Mail ballot proposal draws controversy


HAMILTON, Mont. - The nation should know soon whether Montana's U.S. Rep. Ryan Zinke will be the new Secretary of Interior. But in Montana there is controversy over an expected special election to replace him.

A Senate committee voted 6-2 in support of a bill to allow a mail-only ballot. The Montana Association of Clerks and Recorders requested the bill.

But Montana's secretary of state and the Montana Republican chairman oppose it.

State GOP chairman Jeff Essman, of Billings, said passing the bill would give Democrats an advantage.

He said a mail-only ballot would give Democrats a long-term strategic advantage in controlling the legislature and statewide elected offices.

But Regina Plettenberg, the president of the Montana Association of Clerks and Recorders, disagrees.

Plettenberg said since no date has been set for a special election, elections administrators have been unable to secure any polling places.

She said mail-in ballots would save the state as much as $500,000.

"From a technical standpoint," she said, "it's going to make it much easier to run, and we will reach more voters."

To get perspective from Montana voters NBC spent time at a Hamilton restaurant.
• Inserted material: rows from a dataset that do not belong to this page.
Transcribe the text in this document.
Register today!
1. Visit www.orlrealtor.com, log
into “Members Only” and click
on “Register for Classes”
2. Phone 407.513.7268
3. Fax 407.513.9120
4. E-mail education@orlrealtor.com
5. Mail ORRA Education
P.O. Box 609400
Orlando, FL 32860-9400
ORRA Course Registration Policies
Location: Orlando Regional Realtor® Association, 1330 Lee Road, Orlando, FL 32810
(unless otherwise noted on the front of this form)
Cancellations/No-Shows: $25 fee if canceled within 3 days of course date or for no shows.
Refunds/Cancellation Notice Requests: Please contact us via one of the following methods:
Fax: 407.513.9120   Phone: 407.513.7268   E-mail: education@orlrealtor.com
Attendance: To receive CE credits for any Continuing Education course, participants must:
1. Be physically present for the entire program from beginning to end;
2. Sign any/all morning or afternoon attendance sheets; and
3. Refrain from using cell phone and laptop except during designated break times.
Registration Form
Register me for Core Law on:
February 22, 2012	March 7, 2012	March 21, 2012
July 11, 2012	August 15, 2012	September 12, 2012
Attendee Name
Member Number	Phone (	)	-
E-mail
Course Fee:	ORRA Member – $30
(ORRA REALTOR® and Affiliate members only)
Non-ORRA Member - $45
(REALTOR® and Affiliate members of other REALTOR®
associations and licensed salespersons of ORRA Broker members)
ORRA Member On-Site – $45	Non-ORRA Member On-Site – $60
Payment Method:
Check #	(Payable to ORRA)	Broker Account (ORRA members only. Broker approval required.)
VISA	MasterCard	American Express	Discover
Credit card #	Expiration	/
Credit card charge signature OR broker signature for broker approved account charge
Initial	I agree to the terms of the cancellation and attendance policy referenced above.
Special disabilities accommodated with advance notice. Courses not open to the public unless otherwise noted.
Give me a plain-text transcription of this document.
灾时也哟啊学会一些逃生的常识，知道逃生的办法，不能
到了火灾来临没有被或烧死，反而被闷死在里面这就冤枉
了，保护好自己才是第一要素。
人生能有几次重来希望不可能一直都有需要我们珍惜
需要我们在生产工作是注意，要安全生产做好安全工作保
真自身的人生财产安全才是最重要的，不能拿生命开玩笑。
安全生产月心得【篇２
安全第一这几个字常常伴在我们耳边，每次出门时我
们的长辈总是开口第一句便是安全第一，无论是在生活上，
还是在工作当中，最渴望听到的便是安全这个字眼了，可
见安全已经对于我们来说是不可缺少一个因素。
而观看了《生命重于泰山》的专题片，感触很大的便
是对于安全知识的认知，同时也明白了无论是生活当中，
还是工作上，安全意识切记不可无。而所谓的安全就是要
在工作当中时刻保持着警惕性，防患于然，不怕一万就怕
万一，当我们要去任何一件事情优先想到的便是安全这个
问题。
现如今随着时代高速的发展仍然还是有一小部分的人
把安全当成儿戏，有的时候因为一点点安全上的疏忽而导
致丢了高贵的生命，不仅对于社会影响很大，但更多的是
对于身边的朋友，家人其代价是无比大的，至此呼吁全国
We talked to some Republicans who were eating lunch.

Merlin Hochstetler said he thinks a special election should be run at the polls.

"It's an important election," said Hochstetler. "I think as citizens we need to take the time to go down and cast our ballots and vote."

But Kip Zsupnik supports a mail-in election.

"It saves a lot of money," said Zsupnik. "It saves time for all of us."

Montana has had mail-in ballot elections for more than 25 years.